Soldiers described digging up farmland, including olive trees and fields of eggplant and cauliflower as well as destroying industrial zones including one with a large Coca Cola plant and a pharmaceutical company.

One soldier described "a huge industrial area, huge factories, and after it's just a pile of rubble, piles of broken concrete."

The Israeli operation has so far killed more than 50,000 Palestinians, according to Palestinian health authorities, which do not distinguish between civilians and armed fighters. The Israeli military estimates it has killed around 20,000 fighters.

The bombardment has also flattened large areas of the coastal enclave, leaving hundreds of thousands of people in bomb-damaged buildings, tents or temporary shelters.

The report said that many of the buildings demolished were deemed by the military to have been used by Hamas fighters, and it quoted a soldier as saying a few contained the belongings of hostages. But many others were demolished without any such connection.
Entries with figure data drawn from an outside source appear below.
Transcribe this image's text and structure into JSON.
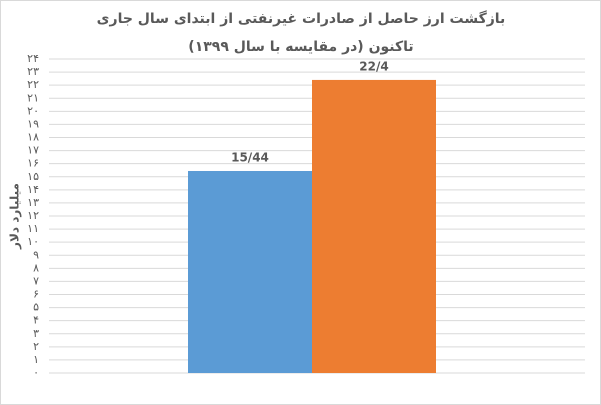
{
  "chart_data": {
    "type": "bar",
    "title": "بازگشت ارز حاصل از صادرات غیرنفتی از ابتدای سال جاری تاکنون (در مقایسه با سال ۱۳۹۹)",
    "y_label": "میلیارد دلار",
    "categories": [
      null,
      null
    ],
    "values": [
      15.44,
      22.4
    ],
    "value_labels": [
      "15/44",
      "22/4"
    ],
    "colors": [
      "#5b9bd5",
      "#ed7d31"
    ],
    "ylim": [
      0,
      24
    ],
    "yticks": [
      {
        "value": 0,
        "label": "۰"
      },
      {
        "value": 1,
        "label": "۱"
      },
      {
        "value": 2,
        "label": "۲"
      },
      {
        "value": 3,
        "label": "۳"
      },
      {
        "value": 4,
        "label": "۴"
      },
      {
        "value": 5,
        "label": "۵"
      },
      {
        "value": 6,
        "label": "۶"
      },
      {
        "value": 7,
        "label": "۷"
      },
      {
        "value": 8,
        "label": "۸"
      },
      {
        "value": 9,
        "label": "۹"
      },
      {
        "value": 10,
        "label": "۱۰"
      },
      {
        "value": 11,
        "label": "۱۱"
      },
      {
        "value": 12,
        "label": "۱۲"
      },
      {
        "value": 13,
        "label": "۱۳"
      },
      {
        "value": 14,
        "label": "۱۴"
      },
      {
        "value": 15,
        "label": "۱۵"
      },
      {
        "value": 16,
        "label": "۱۶"
      },
      {
        "value": 17,
        "label": "۱۷"
      },
      {
        "value": 18,
        "label": "۱۸"
      },
      {
        "value": 19,
        "label": "۱۹"
      },
      {
        "value": 20,
        "label": "۲۰"
      },
      {
        "value": 21,
        "label": "۲۱"
      },
      {
        "value": 22,
        "label": "۲۲"
      },
      {
        "value": 23,
        "label": "۲۳"
      },
      {
        "value": 24,
        "label": "۲۴"
      }
    ],
    "grid": true
  }
}
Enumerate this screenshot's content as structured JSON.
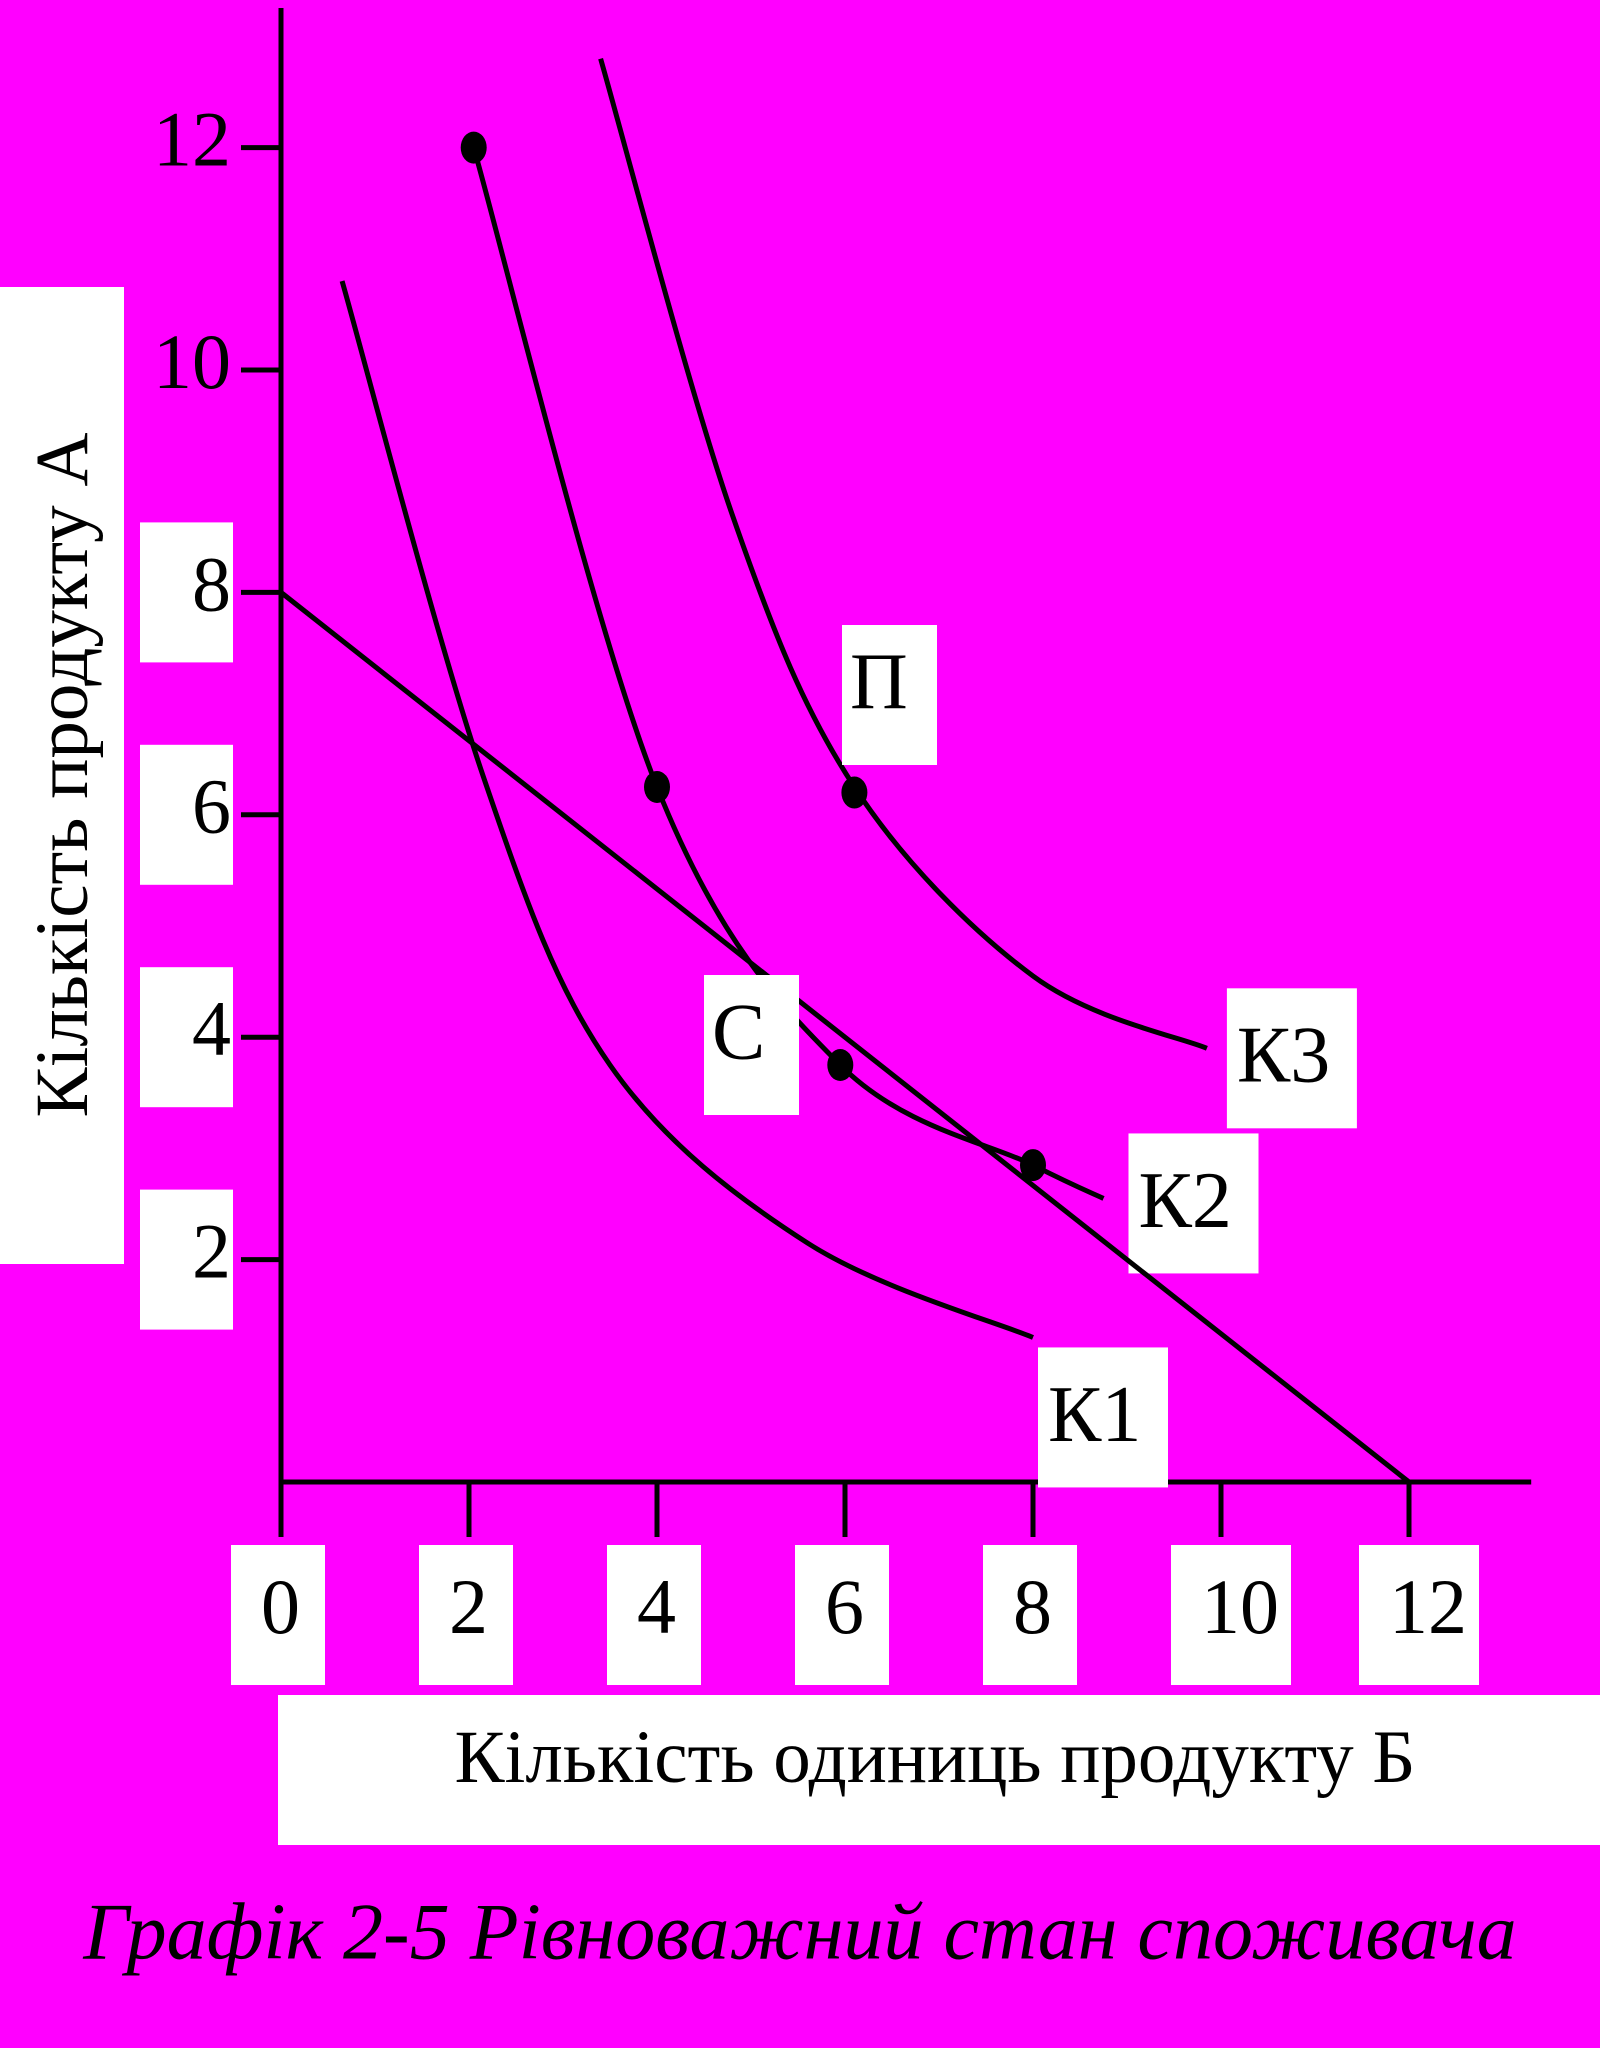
{
  "chart_data": {
    "type": "line",
    "title": "Графік 2-5 Рівноважний стан споживача",
    "x_label": "Кількість одиниць продукту Б",
    "y_label": "Кількість продукту А",
    "xlim": [
      0,
      13.3
    ],
    "ylim": [
      0,
      13
    ],
    "xticks": [
      0,
      2,
      4,
      6,
      8,
      10,
      12
    ],
    "yticks": [
      2,
      4,
      6,
      8,
      10,
      12
    ],
    "color": "#000000",
    "series": [
      {
        "name": "К1",
        "x": [
          0.65,
          2.15,
          3.5,
          5.6,
          8
        ],
        "values": [
          10.8,
          6.35,
          3.75,
          2.15,
          1.3
        ]
      },
      {
        "name": "К2",
        "x": [
          2.05,
          4,
          5.95,
          8,
          8.75
        ],
        "values": [
          12,
          6.25,
          3.75,
          2.85,
          2.55
        ]
      },
      {
        "name": "К3",
        "x": [
          3.4,
          4.8,
          6.1,
          8,
          9.85
        ],
        "values": [
          12.8,
          8.7,
          6.25,
          4.55,
          3.9
        ]
      },
      {
        "name": "budget",
        "x": [
          0,
          12
        ],
        "values": [
          8,
          0
        ]
      }
    ],
    "points": {
      "x": [
        2.05,
        4,
        5.95,
        8,
        6.1
      ],
      "values": [
        12,
        6.25,
        3.75,
        2.85,
        6.2
      ]
    },
    "annotations": [
      "П",
      "С"
    ]
  }
}
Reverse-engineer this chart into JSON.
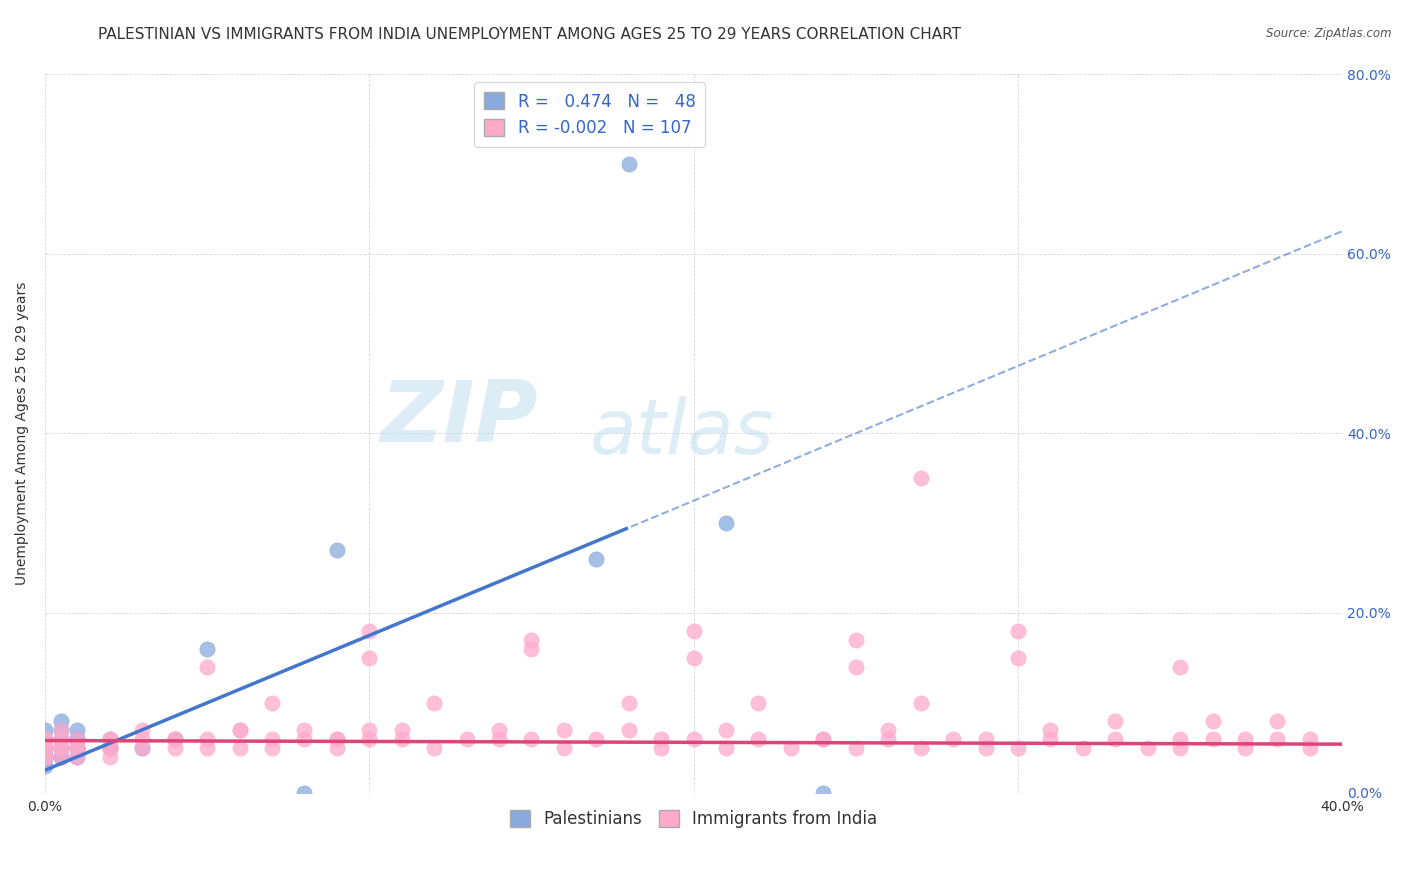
{
  "title": "PALESTINIAN VS IMMIGRANTS FROM INDIA UNEMPLOYMENT AMONG AGES 25 TO 29 YEARS CORRELATION CHART",
  "source": "Source: ZipAtlas.com",
  "ylabel": "Unemployment Among Ages 25 to 29 years",
  "xlim": [
    0.0,
    0.4
  ],
  "ylim": [
    0.0,
    0.8
  ],
  "xticks": [
    0.0,
    0.1,
    0.2,
    0.3,
    0.4
  ],
  "yticks": [
    0.0,
    0.2,
    0.4,
    0.6,
    0.8
  ],
  "right_ytick_labels": [
    "0.0%",
    "20.0%",
    "40.0%",
    "60.0%",
    "80.0%"
  ],
  "bottom_xtick_labels": [
    "0.0%",
    "",
    "",
    "",
    "40.0%"
  ],
  "color_blue": "#88AADD",
  "color_pink": "#FFAACC",
  "blue_line_color": "#4477CC",
  "pink_line_color": "#DD4477",
  "watermark_color": "#BBDDEE",
  "title_fontsize": 11,
  "axis_fontsize": 10,
  "tick_fontsize": 10,
  "legend_fontsize": 12,
  "palestinians_x": [
    0.0,
    0.0,
    0.0,
    0.0,
    0.0,
    0.0,
    0.0,
    0.0,
    0.0,
    0.0,
    0.005,
    0.005,
    0.005,
    0.005,
    0.005,
    0.005,
    0.005,
    0.005,
    0.01,
    0.01,
    0.01,
    0.01,
    0.01,
    0.01,
    0.02,
    0.02,
    0.02,
    0.03,
    0.04,
    0.05,
    0.08,
    0.09,
    0.17,
    0.18,
    0.21,
    0.24,
    0.0,
    0.0,
    0.0,
    0.01,
    0.01,
    0.0,
    0.0,
    0.01,
    0.0,
    0.0,
    0.0,
    0.0
  ],
  "palestinians_y": [
    0.04,
    0.04,
    0.05,
    0.05,
    0.06,
    0.06,
    0.07,
    0.03,
    0.04,
    0.05,
    0.04,
    0.05,
    0.06,
    0.07,
    0.08,
    0.05,
    0.04,
    0.05,
    0.04,
    0.05,
    0.06,
    0.05,
    0.06,
    0.07,
    0.05,
    0.06,
    0.05,
    0.05,
    0.06,
    0.16,
    0.0,
    0.27,
    0.26,
    0.7,
    0.3,
    0.0,
    0.04,
    0.04,
    0.04,
    0.06,
    0.06,
    0.04,
    0.04,
    0.05,
    0.04,
    0.04,
    0.04,
    0.04
  ],
  "india_x": [
    0.0,
    0.0,
    0.0,
    0.0,
    0.0,
    0.0,
    0.0,
    0.005,
    0.005,
    0.005,
    0.005,
    0.005,
    0.01,
    0.01,
    0.01,
    0.01,
    0.02,
    0.02,
    0.02,
    0.02,
    0.02,
    0.03,
    0.03,
    0.03,
    0.04,
    0.04,
    0.05,
    0.05,
    0.06,
    0.06,
    0.07,
    0.07,
    0.08,
    0.08,
    0.09,
    0.09,
    0.1,
    0.1,
    0.11,
    0.12,
    0.13,
    0.14,
    0.15,
    0.16,
    0.17,
    0.18,
    0.19,
    0.2,
    0.21,
    0.22,
    0.23,
    0.24,
    0.25,
    0.26,
    0.27,
    0.28,
    0.29,
    0.3,
    0.31,
    0.32,
    0.33,
    0.34,
    0.35,
    0.36,
    0.37,
    0.38,
    0.39,
    0.1,
    0.15,
    0.2,
    0.25,
    0.3,
    0.05,
    0.1,
    0.15,
    0.2,
    0.25,
    0.3,
    0.35,
    0.07,
    0.12,
    0.18,
    0.22,
    0.27,
    0.33,
    0.36,
    0.38,
    0.06,
    0.11,
    0.16,
    0.21,
    0.26,
    0.31,
    0.04,
    0.09,
    0.14,
    0.19,
    0.24,
    0.29,
    0.35,
    0.37,
    0.39,
    0.27
  ],
  "india_y": [
    0.04,
    0.05,
    0.05,
    0.06,
    0.06,
    0.05,
    0.04,
    0.04,
    0.05,
    0.06,
    0.07,
    0.05,
    0.04,
    0.05,
    0.06,
    0.05,
    0.04,
    0.05,
    0.06,
    0.05,
    0.06,
    0.06,
    0.05,
    0.07,
    0.05,
    0.06,
    0.05,
    0.06,
    0.05,
    0.07,
    0.06,
    0.05,
    0.06,
    0.07,
    0.06,
    0.05,
    0.06,
    0.07,
    0.06,
    0.05,
    0.06,
    0.07,
    0.06,
    0.05,
    0.06,
    0.07,
    0.05,
    0.06,
    0.05,
    0.06,
    0.05,
    0.06,
    0.05,
    0.06,
    0.05,
    0.06,
    0.05,
    0.05,
    0.06,
    0.05,
    0.06,
    0.05,
    0.05,
    0.06,
    0.05,
    0.06,
    0.05,
    0.18,
    0.17,
    0.18,
    0.17,
    0.18,
    0.14,
    0.15,
    0.16,
    0.15,
    0.14,
    0.15,
    0.14,
    0.1,
    0.1,
    0.1,
    0.1,
    0.1,
    0.08,
    0.08,
    0.08,
    0.07,
    0.07,
    0.07,
    0.07,
    0.07,
    0.07,
    0.06,
    0.06,
    0.06,
    0.06,
    0.06,
    0.06,
    0.06,
    0.06,
    0.06,
    0.35
  ]
}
Palestinians were not allowed to enter the zone and were fired on if they did, but the report quoted soldiers saying the rules of engagement were loose and heavily dependent on commanders on the spot.

"Company commanders make all kinds of decisions about this, so it ultimately very much depends on who they are. But there is no system of accountability in general," the captain in the Armored Corps said.

It quoted another soldier saying that in general adult males seen in the buffer zone were killed but warning shots were fired in the case of women or children.

"Most of the time, the people who breach the perimeter are adult men. Children or women didn't enter this area," the soldier said.